The solicitors discovered they had named the wrong defendant in the proceedings after the limitation period had expired. The liquidator then applied to the Court for an order correcting the mistake in the name of the defendant, under r 36.01 of the Supreme Court (General Civil Procedure) Rules 2005 – ‘[t]his was a mistake in the name of the proper defendant only’.
The question for the Court: could r 36.01 apply to extend the time within which an application for relief made under s 588FF(1), despite the period for making an application for extension of time under s 588FF(3) having expired?
At first instance this application was heard by Efthim AsJ who concluded “the correct name was not used because of a mistake” and ordered the name of the defendant to the proceeding to be amended to the properly intended name, referring to r 36.01 which allows a court to substitute the correct description of a legal entity where there is no doubt about what entity was intended to be sued, and the principles as stated by the High Court in Bridge Shipping Pty Ltd v Grand Shipping S.A.
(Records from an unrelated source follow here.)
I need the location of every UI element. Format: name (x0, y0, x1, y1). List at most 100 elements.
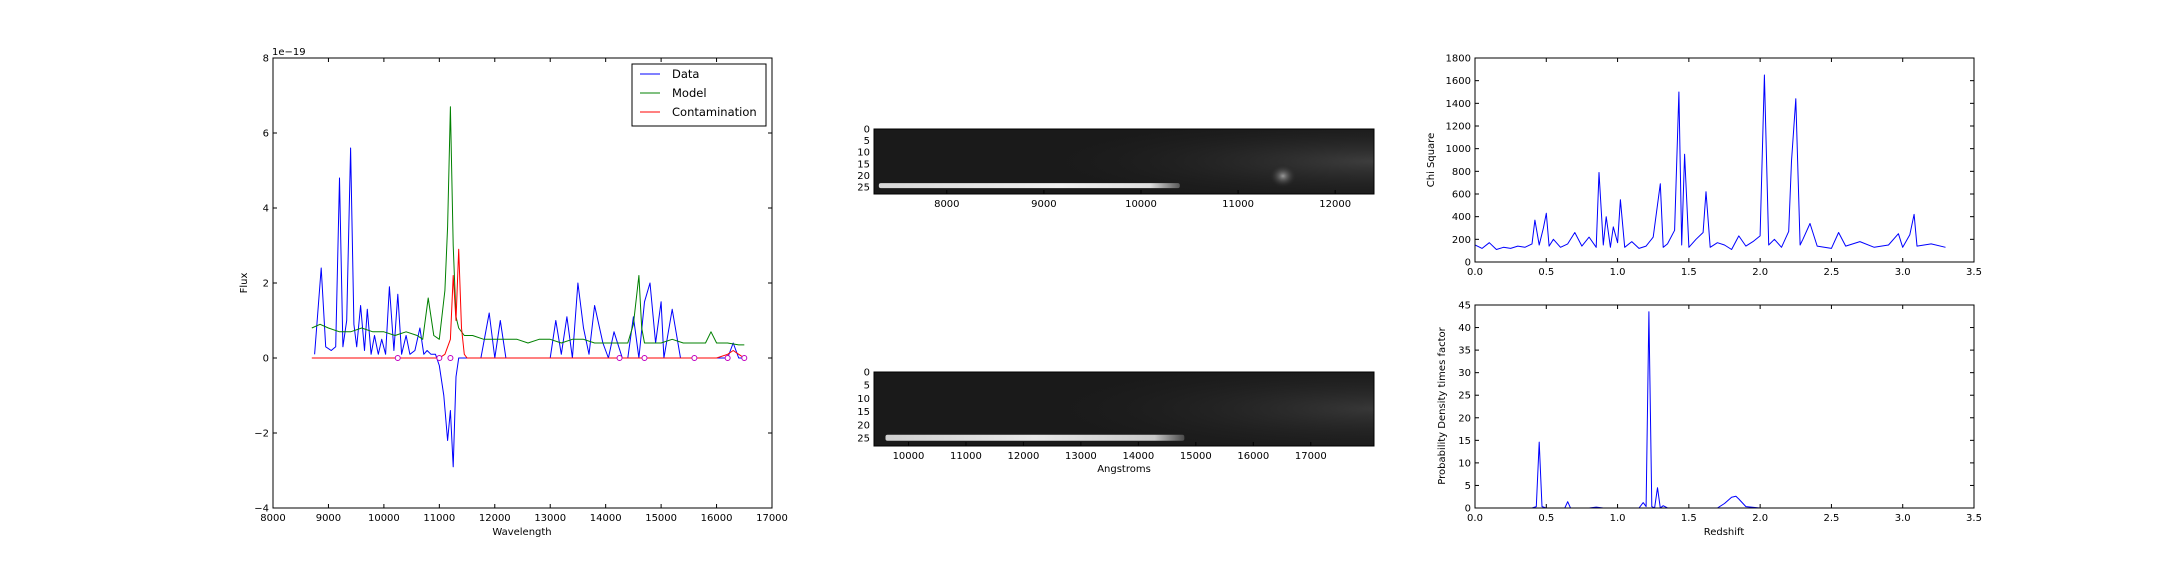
y-tick-label: 0 (864, 125, 870, 136)
y-tick-label: 30 (1458, 368, 1471, 379)
spectrum-y-label: Flux (239, 273, 250, 294)
x-tick-label: 16000 (701, 513, 733, 524)
pdf-y-label: Probability Density times factor (1437, 326, 1448, 484)
contamination-marker (436, 355, 443, 361)
legend-label-data: Data (672, 67, 699, 81)
chi-plot-area (1475, 74, 1946, 250)
x-tick-label: 1.0 (1610, 513, 1626, 524)
probability-density-line (1475, 311, 1946, 508)
y-tick-label: 5 (864, 381, 870, 392)
x-tick-label: 10000 (368, 513, 400, 524)
spectrum-legend: Data Model Contamination (631, 63, 767, 127)
y-tick-label: 0 (263, 354, 269, 365)
x-tick-label: 16000 (1237, 451, 1269, 462)
x-tick-label: 3.5 (1966, 513, 1982, 524)
x-tick-label: 8000 (934, 199, 959, 210)
y-tick-label: 6 (263, 129, 269, 140)
chi-axes-frame (1474, 57, 1975, 263)
contamination-marker (691, 355, 698, 361)
y-tick-label: 15 (857, 159, 870, 170)
x-tick-label: 11000 (1222, 199, 1254, 210)
spectrum-panel: 8000 9000 10000 11000 12000 13000 14000 15000 16… (239, 47, 788, 538)
x-tick-label: 10000 (893, 451, 925, 462)
x-tick-label: 17000 (1295, 451, 1327, 462)
y-tick-label: −2 (254, 429, 269, 440)
y-tick-label: 10 (1458, 458, 1471, 469)
x-tick-label: 2.5 (1823, 267, 1839, 278)
pdf-axes-background (1475, 305, 1974, 508)
y-tick-label: 45 (1458, 301, 1471, 312)
y-tick-label: 25 (1458, 391, 1471, 402)
y-tick-label: 5 (864, 136, 870, 147)
x-tick-label: 2.0 (1752, 513, 1768, 524)
y-tick-label: 1600 (1446, 76, 1471, 87)
y-tick-label: 15 (1458, 436, 1471, 447)
x-tick-label: 9000 (1031, 199, 1056, 210)
chi-axes-background (1475, 58, 1974, 262)
spectrum-offset-text: 1e−19 (272, 47, 306, 58)
x-tick-label: 10000 (1125, 199, 1157, 210)
x-tick-label: 1.5 (1681, 267, 1697, 278)
y-tick-label: 200 (1452, 235, 1471, 246)
contamination-marker (741, 355, 748, 361)
y-tick-label: 0 (1465, 258, 1471, 269)
x-tick-label: 9000 (316, 513, 341, 524)
contamination-marker (616, 355, 623, 361)
x-tick-label: 12000 (1319, 199, 1351, 210)
contamination-marker (394, 355, 401, 361)
x-tick-label: 2.0 (1752, 267, 1768, 278)
x-tick-label: 8000 (260, 513, 285, 524)
chi-x-ticks: 0.0 0.5 1.0 1.5 2.0 2.5 3.0 3.5 (1467, 58, 1982, 278)
x-tick-label: 15000 (645, 513, 677, 524)
y-tick-label: 2 (263, 279, 269, 290)
y-tick-label: 400 (1452, 212, 1471, 223)
y-tick-label: 20 (857, 420, 870, 431)
x-tick-label: 0.0 (1467, 513, 1483, 524)
x-tick-label: 0.5 (1538, 513, 1554, 524)
y-tick-label: 25 (857, 183, 870, 194)
x-tick-label: 0.0 (1467, 267, 1483, 278)
chi-square-line (1475, 74, 1946, 250)
y-tick-label: 20 (857, 171, 870, 182)
x-tick-label: 2.5 (1823, 513, 1839, 524)
y-tick-label: 20 (1458, 413, 1471, 424)
spectrum-axes-background (273, 58, 772, 508)
y-tick-label: 8 (263, 54, 269, 65)
top-image-blob (1269, 164, 1297, 188)
y-tick-label: 15 (857, 407, 870, 418)
y-tick-label: −4 (254, 504, 269, 515)
x-tick-label: 13000 (534, 513, 566, 524)
bottom-spectral-image-panel: 10000 11000 12000 13000 14000 15000 16000 17000… (857, 368, 1375, 475)
y-tick-label: 10 (857, 394, 870, 405)
x-tick-label: 3.0 (1895, 513, 1911, 524)
x-tick-label: 0.5 (1538, 267, 1554, 278)
x-tick-label: 12000 (479, 513, 511, 524)
probability-density-panel: 0.0 0.5 1.0 1.5 2.0 2.5 3.0 3.5 0 5 10 15 20 25 30 35 4… (1437, 301, 1982, 539)
spectrum-x-ticks: 8000 9000 10000 11000 12000 13000 14000 15000 16… (260, 58, 788, 524)
chi-y-label: Chi Square (1426, 133, 1437, 187)
bottom-image-x-ticks: 10000 11000 12000 13000 14000 15000 16000 17000 (893, 442, 1327, 462)
y-tick-label: 5 (1465, 481, 1471, 492)
x-tick-label: 14000 (1122, 451, 1154, 462)
x-tick-label: 1.0 (1610, 267, 1626, 278)
pdf-x-ticks: 0.0 0.5 1.0 1.5 2.0 2.5 3.0 3.5 (1467, 305, 1982, 524)
y-tick-label: 35 (1458, 346, 1471, 357)
spectrum-y-ticks: −4 −2 0 2 4 6 8 (254, 54, 772, 515)
y-tick-label: 0 (864, 368, 870, 379)
bottom-image-edge-glow (874, 372, 1374, 446)
chi-square-panel: 0.0 0.5 1.0 1.5 2.0 2.5 3.0 3.5 0 200 400 600 800 10… (1426, 54, 1982, 279)
y-tick-label: 800 (1452, 167, 1471, 178)
y-tick-label: 0 (1465, 504, 1471, 515)
spectrum-markers (394, 355, 748, 361)
pdf-x-label: Redshift (1704, 527, 1745, 538)
spectrum-x-label: Wavelength (492, 527, 551, 538)
bottom-image-x-label: Angstroms (1097, 464, 1151, 475)
y-tick-label: 10 (857, 148, 870, 159)
pdf-y-ticks: 0 5 10 15 20 25 30 35 40 45 (1458, 301, 1974, 515)
y-tick-label: 600 (1452, 190, 1471, 201)
x-tick-label: 1.5 (1681, 513, 1697, 524)
y-tick-label: 1400 (1446, 99, 1471, 110)
contamination-marker (447, 355, 454, 361)
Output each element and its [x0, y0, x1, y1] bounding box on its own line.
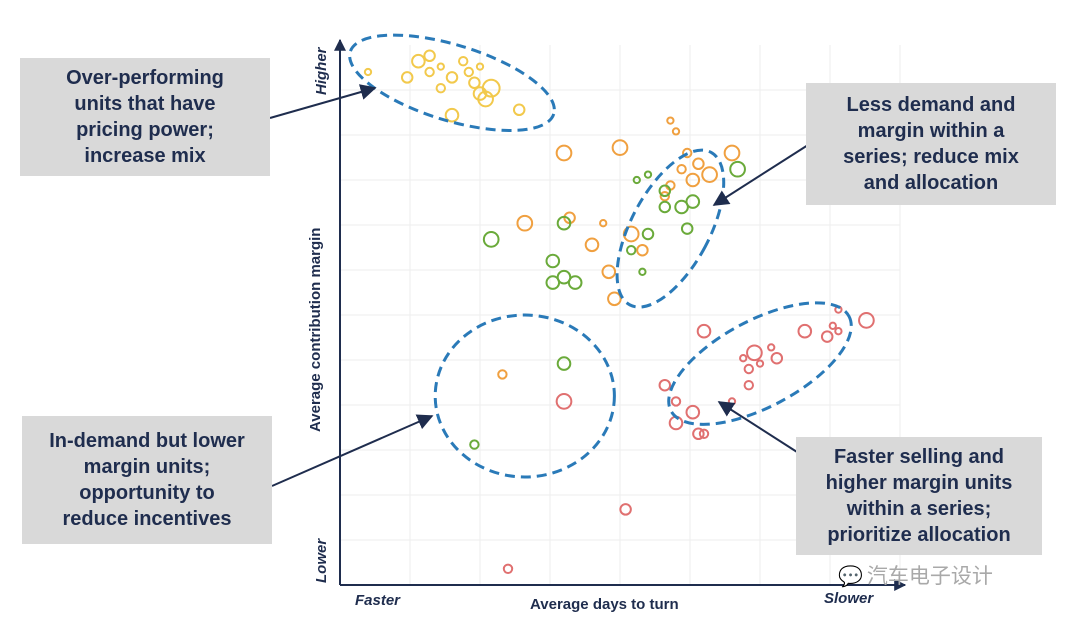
- data-point: [547, 255, 560, 268]
- data-point: [498, 370, 506, 378]
- data-point: [660, 380, 671, 391]
- data-point: [425, 68, 433, 76]
- watermark-text: 汽车电子设计: [867, 565, 993, 588]
- data-point: [799, 325, 812, 338]
- data-point: [643, 229, 654, 240]
- region-ellipses: [339, 16, 869, 477]
- data-point: [660, 186, 671, 197]
- x-tick-faster: Faster: [355, 592, 400, 609]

In Bridge Shipping, McHugh J (Brennan and Deane JJ agreeing) stated that r 36.01(4) is a remedial rule which should be interpreted beneficially, giving it:
the widest interpretation which its language will permit. It should be interpreted to cover not only cases on misnomer, clerical error and misdescription but also cases where the plaintiff, intending to sue a person he or she identifies by a particular description, was mistaken as to the name of the person who answers that description.
The Appeal – the parties agreed Efthim AsJ’s exercise of discretion in relation to the application made under r 36.01(4) was correct, but…
The appellants argued Efthim AsJ had “fundamentally misconstrued the source and scope of the Court’s power on hearing of the application”, and that the issue was whether the amendment was allowable if its effect was to commence a fresh proceeding against a newly added defendant outside the time allowed by s 588FF(3)(b) of the Corporations Act.
Hargrave J found Section 588FF does not deal with mistakes in the names of parties made within time under s 588FF(1), and does not ‘otherwise provide’ within the meaning of s 79 of the Judiciary Act, and r 36.01(4) applies to any application made under s 588FF(1) in this Court. Hargrave J confirmed any application under r 36.01(4) should be determined according to the principles stated in Bridge Shipping (as above), and as it was agreed by the appellants that Efthim AsJ’s exercise of discretion on that basis was correct, the appeal was dismissed with costs.
This is general advice only. Liability limited by a scheme approved under Professional Standards Legislation.